Modifications of the CP affecting its interaction with P2 in the yeast two-hybrid system. Yeast strain HF7c was cotransformed with plasmids encoding P2 in fusion with the Gal4AD (pGAD-P2) and the CP or CP derivatives in fusion with the Gal4BD (pGBT-CP, pGBT-CPΔ1, and pGBT-CPΔ2) (A) or with plasmids encoding P2 in fusion with the Gal4BD (pGBT-P2) and the CP versions in fusion with Gal4AD (pGAD-CP, pGAD-CPΔ730–732, pGAD-CPΔ736–739, pGAD-CPΔ749–769, pGAD-CP[C772A;C774A;C777A], and pGAD-CPΔ799–803; pGAD-CPM1 to pGAD-CPM6) (B and C).
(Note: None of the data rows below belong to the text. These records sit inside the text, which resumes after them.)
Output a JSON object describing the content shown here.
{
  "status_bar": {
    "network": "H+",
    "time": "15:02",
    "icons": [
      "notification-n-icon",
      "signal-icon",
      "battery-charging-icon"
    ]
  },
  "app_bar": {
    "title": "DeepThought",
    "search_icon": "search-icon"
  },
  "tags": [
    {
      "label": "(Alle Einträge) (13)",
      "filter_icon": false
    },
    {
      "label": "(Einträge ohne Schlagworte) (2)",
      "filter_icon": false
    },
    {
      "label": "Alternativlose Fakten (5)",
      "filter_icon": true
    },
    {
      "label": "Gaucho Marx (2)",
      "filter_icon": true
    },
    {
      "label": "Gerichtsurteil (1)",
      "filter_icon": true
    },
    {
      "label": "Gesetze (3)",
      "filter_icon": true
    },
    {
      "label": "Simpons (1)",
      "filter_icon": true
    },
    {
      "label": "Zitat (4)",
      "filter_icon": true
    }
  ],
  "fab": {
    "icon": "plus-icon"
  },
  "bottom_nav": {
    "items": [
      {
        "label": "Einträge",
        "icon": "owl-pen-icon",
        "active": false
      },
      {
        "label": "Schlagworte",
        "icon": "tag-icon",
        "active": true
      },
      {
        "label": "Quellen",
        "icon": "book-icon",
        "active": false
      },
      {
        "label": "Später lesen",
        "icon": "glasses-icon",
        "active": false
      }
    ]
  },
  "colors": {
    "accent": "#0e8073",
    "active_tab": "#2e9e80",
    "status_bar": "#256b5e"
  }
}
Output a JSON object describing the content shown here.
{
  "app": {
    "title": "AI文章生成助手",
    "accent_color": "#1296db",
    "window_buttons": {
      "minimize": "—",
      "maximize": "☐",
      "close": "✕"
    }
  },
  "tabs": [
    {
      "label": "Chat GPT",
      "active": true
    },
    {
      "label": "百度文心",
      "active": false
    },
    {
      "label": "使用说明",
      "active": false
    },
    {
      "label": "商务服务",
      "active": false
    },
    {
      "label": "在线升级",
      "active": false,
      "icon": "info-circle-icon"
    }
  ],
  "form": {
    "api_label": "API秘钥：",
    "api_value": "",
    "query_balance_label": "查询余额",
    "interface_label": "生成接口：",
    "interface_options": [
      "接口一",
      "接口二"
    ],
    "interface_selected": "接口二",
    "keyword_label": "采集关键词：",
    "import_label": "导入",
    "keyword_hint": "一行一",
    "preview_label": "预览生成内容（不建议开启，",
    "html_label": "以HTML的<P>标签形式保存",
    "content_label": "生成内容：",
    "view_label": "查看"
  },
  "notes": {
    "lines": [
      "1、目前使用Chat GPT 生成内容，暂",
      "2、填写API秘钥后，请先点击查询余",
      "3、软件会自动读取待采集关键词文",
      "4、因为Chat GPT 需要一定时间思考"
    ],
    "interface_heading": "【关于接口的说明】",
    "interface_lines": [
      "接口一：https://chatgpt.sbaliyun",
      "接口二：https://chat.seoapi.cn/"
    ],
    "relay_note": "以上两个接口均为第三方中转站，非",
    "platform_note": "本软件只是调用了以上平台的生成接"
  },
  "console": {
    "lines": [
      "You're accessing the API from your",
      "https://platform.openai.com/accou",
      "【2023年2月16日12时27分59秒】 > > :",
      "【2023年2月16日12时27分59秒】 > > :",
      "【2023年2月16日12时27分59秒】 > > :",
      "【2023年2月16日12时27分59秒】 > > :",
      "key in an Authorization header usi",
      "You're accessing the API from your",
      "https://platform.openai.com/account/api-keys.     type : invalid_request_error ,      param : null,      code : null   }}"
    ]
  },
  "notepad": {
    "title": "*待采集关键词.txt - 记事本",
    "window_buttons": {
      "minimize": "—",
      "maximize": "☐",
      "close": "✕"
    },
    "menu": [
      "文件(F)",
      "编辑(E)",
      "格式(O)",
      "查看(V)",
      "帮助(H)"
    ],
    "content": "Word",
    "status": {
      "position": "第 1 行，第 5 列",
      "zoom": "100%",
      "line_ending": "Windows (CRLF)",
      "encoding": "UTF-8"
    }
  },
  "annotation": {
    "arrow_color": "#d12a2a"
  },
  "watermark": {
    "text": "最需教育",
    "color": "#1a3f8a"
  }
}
The β-galactosidase (β-gal.) activity was estimated by filter assay. Open boxes represent CP or CP derivatives in the CP fusion proteins, and interrupted black and gray boxes represent Gal4BD and Gal4AD, respectively. The basic domain of CP is indicated by a shaded box, and the zinc finger motif is indicated by a black circle. (B) Small deletions and replacements by alanines are indicated by V and arrows, respectively. (C) Alanine substitutions introduced in Gal4AD-CP fusion protein are shown in bold. Numbers indicated above open boxes and amino acid sequences refer to positions in the P3 polyprotein.